In the fall of 2016, Marines at Fort Leonard Wood, Missouri equipped about 20 military vehicles, including Medium Tactical Vehicle Replacements, known as MTVRs or 7-tons, and massive tractor-trailers known as Logistics Vehicle System Replacements, or LVSRs, with engine sensors designed to anticipate and identify key parts failures.
It’s a commercially available technology that some civilian vehicles already use, but it’s a new capability for Marine Corps trucks. Testing on those sensors will wrap-up this summer, and officials with I&L will assess how accurately and thoroughly the sensors captured and transmitted maintenance data.

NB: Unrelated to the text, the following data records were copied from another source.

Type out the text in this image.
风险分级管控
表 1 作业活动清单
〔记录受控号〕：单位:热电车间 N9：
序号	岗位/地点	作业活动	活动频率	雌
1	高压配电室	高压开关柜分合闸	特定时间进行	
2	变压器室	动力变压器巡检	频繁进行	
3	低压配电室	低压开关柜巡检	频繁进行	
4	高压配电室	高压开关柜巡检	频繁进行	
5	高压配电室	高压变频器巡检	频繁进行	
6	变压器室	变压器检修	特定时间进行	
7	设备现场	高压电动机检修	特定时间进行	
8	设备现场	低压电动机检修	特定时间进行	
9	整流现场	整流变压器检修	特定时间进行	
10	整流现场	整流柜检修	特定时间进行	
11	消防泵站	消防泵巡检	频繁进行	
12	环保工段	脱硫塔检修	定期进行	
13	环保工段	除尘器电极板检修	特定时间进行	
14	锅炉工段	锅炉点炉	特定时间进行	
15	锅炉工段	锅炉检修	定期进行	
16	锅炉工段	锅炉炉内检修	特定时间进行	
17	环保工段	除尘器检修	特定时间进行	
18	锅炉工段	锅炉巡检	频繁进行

If all goes well, the Marines then will work to connect the sensors with an automatic system that can order parts that will then be 3D printed on demand and delivered to the vehicle’s unit.
“How do we use that data and how do we link that back to our fabrication or supply network to make the system operate in theory without a person in the loop, so make sure we’re doing push logistics [versus] pull logistics,” said Lt. Col. Howard Marotto, a senior member of the Marine Corps’ logistics innovation team and the service’s additive manufacturing lead. “Now we have the part there waiting when the vehicle gets back in from the convoy, or it’s already there a week in advance before we know we need to change it out. So that’s the concept and that’s what we’re going to try to prove with that.”

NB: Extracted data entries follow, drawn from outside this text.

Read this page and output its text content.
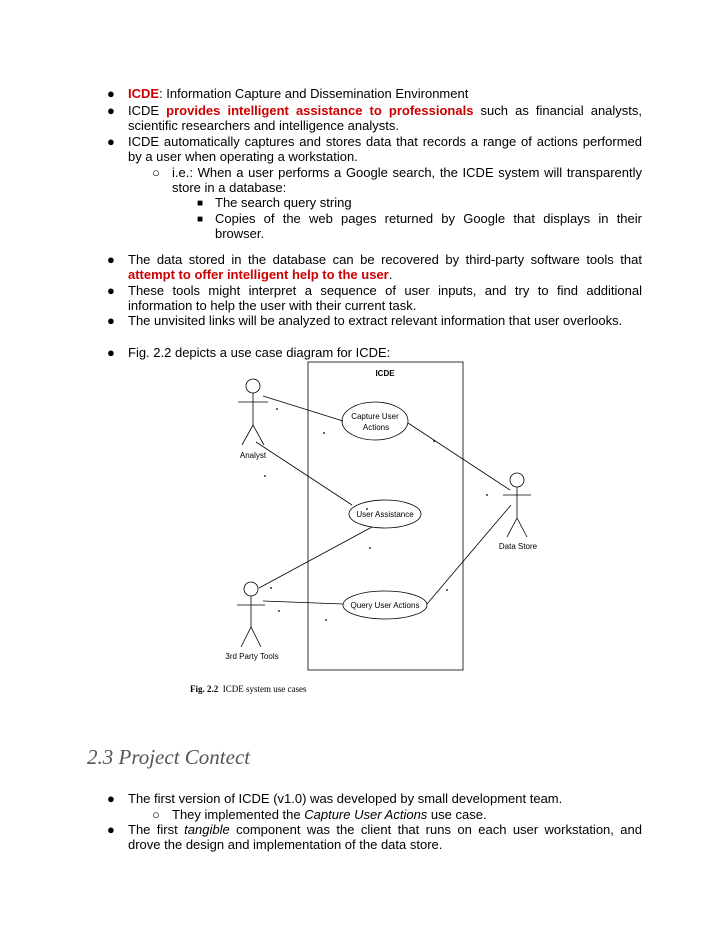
● ICDE: Information Capture and Dissemination Environment
● ICDE provides intelligent assistance to professionals such as financial analysts,
scientific researchers and intelligence analysts.
● ICDE automatically captures and stores data that records a range of actions performed
by a user when operating a workstation.
○ i.e.: When a user performs a Google search, the ICDE system will transparently
store in a database:
■ The search query string
■ Copies of the web pages returned by Google that displays in their
browser.
● The data stored in the database can be recovered by third-party software tools that
attempt to offer intelligent help to the user.
● These tools might interpret a sequence of user inputs, and try to find additional
information to help the user with their current task.
● The unvisited links will be analyzed to extract relevant information that user overlooks.
● Fig. 2.2 depicts a use case diagram for ICDE:
ICDE
Capture User
Actions
User Assistance
Query User Actions
Analyst
Data Store
3rd Party Tools
Fig. 2.2 ICDE system use cases
2.3 Project Contect
● The first version of ICDE (v1.0) was developed by small development team.
○ They implemented the Capture User Actions use case.
● The first tangible component was the client that runs on each user workstation, and
drove the design and implementation of the data store.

Dana, who spoke with Military.com in June, is eager to bypass maintenance supply chains that sometimes have gear traveling thousands of miles to get to a unit downrange, and inefficient logistics systems that create lag while maintainers wait for parts to arrive.
“If we had the ability to print a part far forward, which we have that capability, that reduces your order-to-ship time. And you then combine that with what we call sense-and-respond logistics, or smart logistics, which is … it can tell you with a predictive capability that this part is going to fail in the next 20 hours or the next ten hours,” Dana said.
The goal of having trucks that can do everything but self-install repair parts is in keeping with the Marine Corps’ newfound love affair with innovative technology. The Corps recently became the first military service to send 3D printers to combat zones with conventional troops, so that maintainers could print everything from 81mm mortar parts to pieces of radios in hours, instead of waiting days or longer for factory-made parts to arrive.
For Dana, it’s simply time for the Marine Corps to cash in on technologies that industry is already using to advantage.
“You look at Tesla, their vehicles literally get automatic upgrades; it’s almost like a vehicle computer that’s driving around,” he said. “My wife’s [2006 Lexus] will tell you when it’s due for an oil change. That predictive capability exists in the private sector. Hopefully we can incorporate it on the military side.”